Having studied at Goldsmiths, University of London and the Rijksakademie in Amsterdam, Mary Evans is an artist with a national and international reputation, having exhibited extensively as a solo artist and in group exhibitions. She has received numerous significant commissions, awards and residencies, including a Smithsonian Artists Research Fellowship at the National Museum of African Art, Washington DC in 2010.

Her research centres on the social, political, geographical and historical frameworks of diaspora, migration, global mobility and exchange. In her practice Evans uses brown kraft paper and other disposable materials to interrogate sites, stories, place and belonging, often in the form of large-scale site and research responsive installations. She explores the power relationships between Africa and Europe while moving across the real and imagined, mapping the ephemeral and unmappable. The silhouette, a well-known European visual device, is utilised to make the black body visible as a site for historical and contemporary narratives of resilience, mobility, geography, and memory.

Candace Scarborough

Candace
 In this session, performer/choreographer and PhD student Candace Scarborough will discuss her creative journey, her transition to academia, and how she is navigating artistic and academic spaces. 

Before moving to London to study as a postgraduate student in History at the University of Roehampton in 2021, Candace worked as a performer, choreographer, and educator based in Baltimore, Maryland. She has performed and collaborated with various artists and companies including Helen Simoneau Danse, PearsonWidrig DanceTheater, Orange Grove Dance, and Kendra Portier/BANDPortier.
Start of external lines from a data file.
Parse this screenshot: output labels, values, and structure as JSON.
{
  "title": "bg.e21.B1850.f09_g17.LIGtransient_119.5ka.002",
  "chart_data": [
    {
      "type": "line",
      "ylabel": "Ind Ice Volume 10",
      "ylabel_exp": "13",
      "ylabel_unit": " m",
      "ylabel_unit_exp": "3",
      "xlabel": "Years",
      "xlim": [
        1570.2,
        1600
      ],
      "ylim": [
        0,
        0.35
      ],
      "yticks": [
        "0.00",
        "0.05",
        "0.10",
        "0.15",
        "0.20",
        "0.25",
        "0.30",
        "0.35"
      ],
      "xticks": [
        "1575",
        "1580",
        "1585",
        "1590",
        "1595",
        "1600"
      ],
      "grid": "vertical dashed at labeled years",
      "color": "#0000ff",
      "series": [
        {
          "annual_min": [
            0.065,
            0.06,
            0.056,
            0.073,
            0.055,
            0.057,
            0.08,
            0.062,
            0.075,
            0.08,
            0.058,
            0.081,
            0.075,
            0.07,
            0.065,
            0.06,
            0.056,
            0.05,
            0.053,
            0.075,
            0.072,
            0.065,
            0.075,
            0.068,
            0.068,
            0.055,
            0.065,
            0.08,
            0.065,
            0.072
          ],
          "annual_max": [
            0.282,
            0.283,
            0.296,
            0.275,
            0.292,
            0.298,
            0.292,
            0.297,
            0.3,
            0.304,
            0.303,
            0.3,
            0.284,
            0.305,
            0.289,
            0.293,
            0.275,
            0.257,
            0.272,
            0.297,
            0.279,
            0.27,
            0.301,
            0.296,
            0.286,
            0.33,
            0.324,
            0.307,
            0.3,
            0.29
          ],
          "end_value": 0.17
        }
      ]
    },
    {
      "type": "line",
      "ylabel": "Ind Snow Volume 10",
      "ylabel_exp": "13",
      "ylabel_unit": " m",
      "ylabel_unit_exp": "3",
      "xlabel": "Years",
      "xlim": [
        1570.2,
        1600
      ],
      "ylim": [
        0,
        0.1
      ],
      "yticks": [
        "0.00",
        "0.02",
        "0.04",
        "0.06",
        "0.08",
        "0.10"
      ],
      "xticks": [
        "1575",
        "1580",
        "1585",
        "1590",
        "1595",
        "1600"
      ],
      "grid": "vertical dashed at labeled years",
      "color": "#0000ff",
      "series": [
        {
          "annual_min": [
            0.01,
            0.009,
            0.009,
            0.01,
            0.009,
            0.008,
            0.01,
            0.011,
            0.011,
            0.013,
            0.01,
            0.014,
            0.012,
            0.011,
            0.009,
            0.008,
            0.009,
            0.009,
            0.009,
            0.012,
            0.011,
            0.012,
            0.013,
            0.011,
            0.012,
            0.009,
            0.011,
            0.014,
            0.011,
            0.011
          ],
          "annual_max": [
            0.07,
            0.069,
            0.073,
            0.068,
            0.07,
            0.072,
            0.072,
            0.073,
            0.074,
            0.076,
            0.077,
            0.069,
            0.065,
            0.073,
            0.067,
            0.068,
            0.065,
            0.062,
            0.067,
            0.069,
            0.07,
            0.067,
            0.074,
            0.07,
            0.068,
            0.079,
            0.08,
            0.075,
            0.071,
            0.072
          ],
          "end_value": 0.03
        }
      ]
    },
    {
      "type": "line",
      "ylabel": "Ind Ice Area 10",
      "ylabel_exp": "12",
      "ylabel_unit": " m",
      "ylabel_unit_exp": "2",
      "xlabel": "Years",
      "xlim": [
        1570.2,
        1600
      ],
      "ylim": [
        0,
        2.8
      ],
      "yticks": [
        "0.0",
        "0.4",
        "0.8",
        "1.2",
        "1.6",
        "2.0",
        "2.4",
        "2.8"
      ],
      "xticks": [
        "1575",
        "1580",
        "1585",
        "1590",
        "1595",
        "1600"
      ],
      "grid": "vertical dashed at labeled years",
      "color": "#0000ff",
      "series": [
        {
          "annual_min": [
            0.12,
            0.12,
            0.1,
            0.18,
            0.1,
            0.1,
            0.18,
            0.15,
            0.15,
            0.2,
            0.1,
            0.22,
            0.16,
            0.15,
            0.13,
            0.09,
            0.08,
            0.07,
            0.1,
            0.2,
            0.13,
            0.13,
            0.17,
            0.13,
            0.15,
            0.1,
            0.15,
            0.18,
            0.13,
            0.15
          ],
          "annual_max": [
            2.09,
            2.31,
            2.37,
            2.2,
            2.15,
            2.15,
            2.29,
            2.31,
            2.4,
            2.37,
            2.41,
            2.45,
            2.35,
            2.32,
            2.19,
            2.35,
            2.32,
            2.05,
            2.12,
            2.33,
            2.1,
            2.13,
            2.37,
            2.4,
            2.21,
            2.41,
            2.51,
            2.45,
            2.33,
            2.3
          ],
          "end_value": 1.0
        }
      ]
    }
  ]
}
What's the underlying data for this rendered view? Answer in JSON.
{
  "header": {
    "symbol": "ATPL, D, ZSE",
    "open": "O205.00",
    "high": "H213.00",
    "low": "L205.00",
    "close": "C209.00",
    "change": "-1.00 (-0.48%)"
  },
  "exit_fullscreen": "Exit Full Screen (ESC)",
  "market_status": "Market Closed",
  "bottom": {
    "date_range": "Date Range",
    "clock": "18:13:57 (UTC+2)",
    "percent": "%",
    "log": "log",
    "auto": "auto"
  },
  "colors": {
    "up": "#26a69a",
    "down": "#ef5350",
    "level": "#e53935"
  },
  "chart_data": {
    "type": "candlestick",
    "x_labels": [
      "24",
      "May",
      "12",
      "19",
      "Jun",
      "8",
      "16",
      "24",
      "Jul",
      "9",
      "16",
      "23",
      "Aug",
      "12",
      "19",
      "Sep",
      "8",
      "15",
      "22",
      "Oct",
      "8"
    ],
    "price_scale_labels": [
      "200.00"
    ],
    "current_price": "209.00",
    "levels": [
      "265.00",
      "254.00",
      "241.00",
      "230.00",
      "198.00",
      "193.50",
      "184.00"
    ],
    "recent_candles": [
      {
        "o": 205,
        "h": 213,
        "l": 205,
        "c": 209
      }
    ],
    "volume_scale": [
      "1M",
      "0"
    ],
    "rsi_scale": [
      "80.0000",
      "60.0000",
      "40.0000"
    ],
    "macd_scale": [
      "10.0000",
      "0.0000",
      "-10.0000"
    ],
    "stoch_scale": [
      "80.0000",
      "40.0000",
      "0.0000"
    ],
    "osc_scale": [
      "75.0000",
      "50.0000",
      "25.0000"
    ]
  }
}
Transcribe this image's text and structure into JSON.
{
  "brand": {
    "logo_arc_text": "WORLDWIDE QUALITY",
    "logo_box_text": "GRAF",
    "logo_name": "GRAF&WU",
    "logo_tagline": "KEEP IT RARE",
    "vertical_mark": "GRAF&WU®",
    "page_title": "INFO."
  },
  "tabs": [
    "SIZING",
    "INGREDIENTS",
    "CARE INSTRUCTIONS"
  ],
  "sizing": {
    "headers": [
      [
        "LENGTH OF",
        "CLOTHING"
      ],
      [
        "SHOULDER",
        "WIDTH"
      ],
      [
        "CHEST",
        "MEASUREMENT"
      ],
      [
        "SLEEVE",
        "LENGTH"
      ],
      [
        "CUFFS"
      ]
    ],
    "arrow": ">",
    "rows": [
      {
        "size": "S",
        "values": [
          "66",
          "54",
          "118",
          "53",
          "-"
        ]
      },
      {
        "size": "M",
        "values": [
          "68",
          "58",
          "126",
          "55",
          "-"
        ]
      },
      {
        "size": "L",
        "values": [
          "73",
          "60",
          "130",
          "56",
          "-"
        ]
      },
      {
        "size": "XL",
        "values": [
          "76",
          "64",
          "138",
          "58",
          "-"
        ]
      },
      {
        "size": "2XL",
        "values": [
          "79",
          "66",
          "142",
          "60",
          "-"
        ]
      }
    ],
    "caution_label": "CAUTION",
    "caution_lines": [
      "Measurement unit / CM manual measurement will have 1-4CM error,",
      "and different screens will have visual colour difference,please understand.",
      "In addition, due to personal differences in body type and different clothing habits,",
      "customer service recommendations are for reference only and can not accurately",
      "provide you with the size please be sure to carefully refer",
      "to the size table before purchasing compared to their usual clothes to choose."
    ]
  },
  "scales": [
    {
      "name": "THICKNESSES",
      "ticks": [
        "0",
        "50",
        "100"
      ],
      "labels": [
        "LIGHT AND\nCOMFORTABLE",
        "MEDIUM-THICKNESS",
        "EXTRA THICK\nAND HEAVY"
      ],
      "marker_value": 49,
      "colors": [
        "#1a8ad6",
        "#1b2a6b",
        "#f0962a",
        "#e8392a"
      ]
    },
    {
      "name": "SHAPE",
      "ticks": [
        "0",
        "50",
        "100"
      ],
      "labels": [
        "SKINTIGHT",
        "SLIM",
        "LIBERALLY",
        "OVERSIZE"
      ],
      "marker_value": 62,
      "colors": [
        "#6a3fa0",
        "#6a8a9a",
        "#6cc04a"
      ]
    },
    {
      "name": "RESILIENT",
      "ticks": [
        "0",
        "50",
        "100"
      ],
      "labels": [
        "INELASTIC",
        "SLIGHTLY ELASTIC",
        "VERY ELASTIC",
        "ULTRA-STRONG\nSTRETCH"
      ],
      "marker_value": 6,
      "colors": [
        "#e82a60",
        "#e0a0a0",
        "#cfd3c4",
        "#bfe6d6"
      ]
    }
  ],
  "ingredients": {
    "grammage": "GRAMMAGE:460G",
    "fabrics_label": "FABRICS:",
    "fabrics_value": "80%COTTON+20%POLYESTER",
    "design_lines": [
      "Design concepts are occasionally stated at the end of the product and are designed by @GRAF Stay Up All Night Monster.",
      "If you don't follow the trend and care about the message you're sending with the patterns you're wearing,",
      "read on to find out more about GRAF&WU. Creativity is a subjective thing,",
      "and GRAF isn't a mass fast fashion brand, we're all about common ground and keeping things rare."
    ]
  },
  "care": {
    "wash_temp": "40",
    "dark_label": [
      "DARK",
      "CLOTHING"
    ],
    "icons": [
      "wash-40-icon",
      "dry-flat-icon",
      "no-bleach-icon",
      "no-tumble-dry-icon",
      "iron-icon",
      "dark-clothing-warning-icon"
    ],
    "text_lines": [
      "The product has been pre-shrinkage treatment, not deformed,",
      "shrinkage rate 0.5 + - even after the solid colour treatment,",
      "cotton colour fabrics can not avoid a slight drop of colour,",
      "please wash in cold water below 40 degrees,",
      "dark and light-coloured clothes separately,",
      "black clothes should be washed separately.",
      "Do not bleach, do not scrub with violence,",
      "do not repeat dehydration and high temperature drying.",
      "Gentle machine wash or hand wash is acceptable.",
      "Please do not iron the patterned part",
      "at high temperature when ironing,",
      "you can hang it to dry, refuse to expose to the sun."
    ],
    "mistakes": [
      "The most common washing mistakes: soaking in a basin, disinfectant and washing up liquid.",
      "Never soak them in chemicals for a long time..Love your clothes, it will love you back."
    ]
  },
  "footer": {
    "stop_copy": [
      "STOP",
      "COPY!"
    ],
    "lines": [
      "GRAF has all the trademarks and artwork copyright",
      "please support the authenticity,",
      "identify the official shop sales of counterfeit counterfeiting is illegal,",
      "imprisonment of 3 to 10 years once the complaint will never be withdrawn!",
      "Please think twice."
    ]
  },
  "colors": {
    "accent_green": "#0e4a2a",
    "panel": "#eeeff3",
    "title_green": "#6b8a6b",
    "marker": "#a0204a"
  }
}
Candace trained with Batsheva Dance Company and was a certified Gaga Movement Language teacher from 2017-2024. Her choreographic work has been presented at the Kennedy Center’s Millennium Stage, The Clarice, Dance Exchange, Joe’s Movement Emporium, Highways Performance Space and Baltimore Theater Project. Along with her artistic collaborator Samantha Mohr, Candace received a 2019 Rubys Artist Grant to create velvet pony, which premiered as a live-action and animated film in 2021. 

Her work as a historian examines the experiences of marginalised groups in the late medieval and early Tudor period, with a focus on African presence in England and women's careers at the Tudor court. Her practice explores how embodiment and choreographic process can support historical enquiry. She is also interested in investigating the potential for heritage sites to serve as communicators of archival knowledge through performance and screen dance projects.